Thierry Falconnet : Le Premier ministre a pris l'engagement de consacrer 1% du plan de relance aux quartiers défavorisés. Maintenant c'est la question de la méthode qui se pose : comment les choses vont s'organiser sur le terrain pour que ces moyens déployés arrivent sur nos territoires. Et puis surtout, nous avons été dans le concret, c'est-à-dire que depuis plusieurs jours, nous travaillons sur des propositions concrètes dans tous les domaines : éducation, emploi, sport, logement, sécurité, santé, rénovation urbaine… Nous avons présenté ces propositions au gouvernement et ce qui ressort de cet échange d'une heure et demie, c'est que nous avons été écoutés, maintenant nous voulons être entendus. Et le Conseil national des solutions que nous allons lancer le 14 décembre à Roubaix devra normalement accompagner cette volonté affichée du gouvernement de mettre en place les moyens nécessaires pour lutter contre les effets de cette crise sanitaire, économique et sociale dans les quartiers populaires.

Les problèmes structurels ne se règlent évidemment pas comme ça en quelques jours, mais s'il y avait une priorité, ce serait laquelle, selon vous ?

Aujourd'hui, tout est prioritaire. C’est-à-dire que toutes les questions que nous avons soulevées, les moyens donnés aux collectivités, le soutien aux associations de solidarité qui procèdent à des distributions alimentaires sur les territoires, la question de l'emploi, de l'insertion, de la mobilisation du droit commun, sont aussi des points importants. On estime à environ 30% des droits qui ne sont pas utilisés par les habitants de nos quartiers. Tout cela est prioritaire pour justement attaquer les problèmes de manière résolue.

Sur le volet éducatif, le gouvernement envisage qu'il n'y ait plus de zonage et de systématisme, mais des contrats d'objectifs à trois ans avec tel ou tel lycée, à tel ou tel endroit... Est-ce une bonne piste ?

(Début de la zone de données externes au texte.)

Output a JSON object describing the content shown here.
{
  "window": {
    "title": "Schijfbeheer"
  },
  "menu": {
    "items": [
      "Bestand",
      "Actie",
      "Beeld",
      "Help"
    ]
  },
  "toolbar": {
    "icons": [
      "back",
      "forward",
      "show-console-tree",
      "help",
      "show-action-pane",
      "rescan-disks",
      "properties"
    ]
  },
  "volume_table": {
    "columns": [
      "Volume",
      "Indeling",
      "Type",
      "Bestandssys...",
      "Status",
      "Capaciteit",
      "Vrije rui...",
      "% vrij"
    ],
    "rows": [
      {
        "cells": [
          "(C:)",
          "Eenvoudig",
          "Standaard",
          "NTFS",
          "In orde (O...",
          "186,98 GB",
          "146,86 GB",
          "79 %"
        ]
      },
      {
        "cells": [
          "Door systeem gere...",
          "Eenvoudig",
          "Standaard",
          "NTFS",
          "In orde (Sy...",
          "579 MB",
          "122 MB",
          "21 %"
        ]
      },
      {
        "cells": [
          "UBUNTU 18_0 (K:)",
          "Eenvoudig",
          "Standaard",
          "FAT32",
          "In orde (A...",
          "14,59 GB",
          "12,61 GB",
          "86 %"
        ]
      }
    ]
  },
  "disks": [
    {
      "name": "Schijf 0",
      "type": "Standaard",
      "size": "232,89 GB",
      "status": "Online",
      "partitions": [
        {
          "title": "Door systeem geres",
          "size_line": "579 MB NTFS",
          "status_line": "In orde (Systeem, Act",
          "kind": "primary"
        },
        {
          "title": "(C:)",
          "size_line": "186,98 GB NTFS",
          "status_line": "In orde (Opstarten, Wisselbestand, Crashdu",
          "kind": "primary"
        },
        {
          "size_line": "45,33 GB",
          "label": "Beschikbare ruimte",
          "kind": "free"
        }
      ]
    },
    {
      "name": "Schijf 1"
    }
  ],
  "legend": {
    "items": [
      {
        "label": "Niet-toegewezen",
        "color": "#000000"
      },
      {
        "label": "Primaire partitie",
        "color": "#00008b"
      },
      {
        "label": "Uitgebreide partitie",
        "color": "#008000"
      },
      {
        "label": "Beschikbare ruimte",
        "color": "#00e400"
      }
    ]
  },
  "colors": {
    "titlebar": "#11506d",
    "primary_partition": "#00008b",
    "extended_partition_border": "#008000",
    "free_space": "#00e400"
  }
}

Nous, ce que nous disons, c'est que, par exemple, les cités éducatives sont une bonne réponse [le label "Cité éducative" vise à "intensifier les prises en charges éducatives des enfants à partir de 3 ans et des jeunes jusqu’à 25 ans, avant, pendant, autour et après le cadre scolaire", selon le ministère de l'Education nationale]. Seulement, il n'y a que 80 cités éducatives sur 1 514 quartiers prioritaires de la politique de la ville. Ce que nous disons, c'est que oui, effectivement, les cités éducatives ont été une bonne mesure, tout comme le dédoublement des classes. Maintenant, il faut multiplier les cités éducatives de manière à ce que les effets positifs de ce dispositif soient ressentis dans beaucoup plus de quartiers.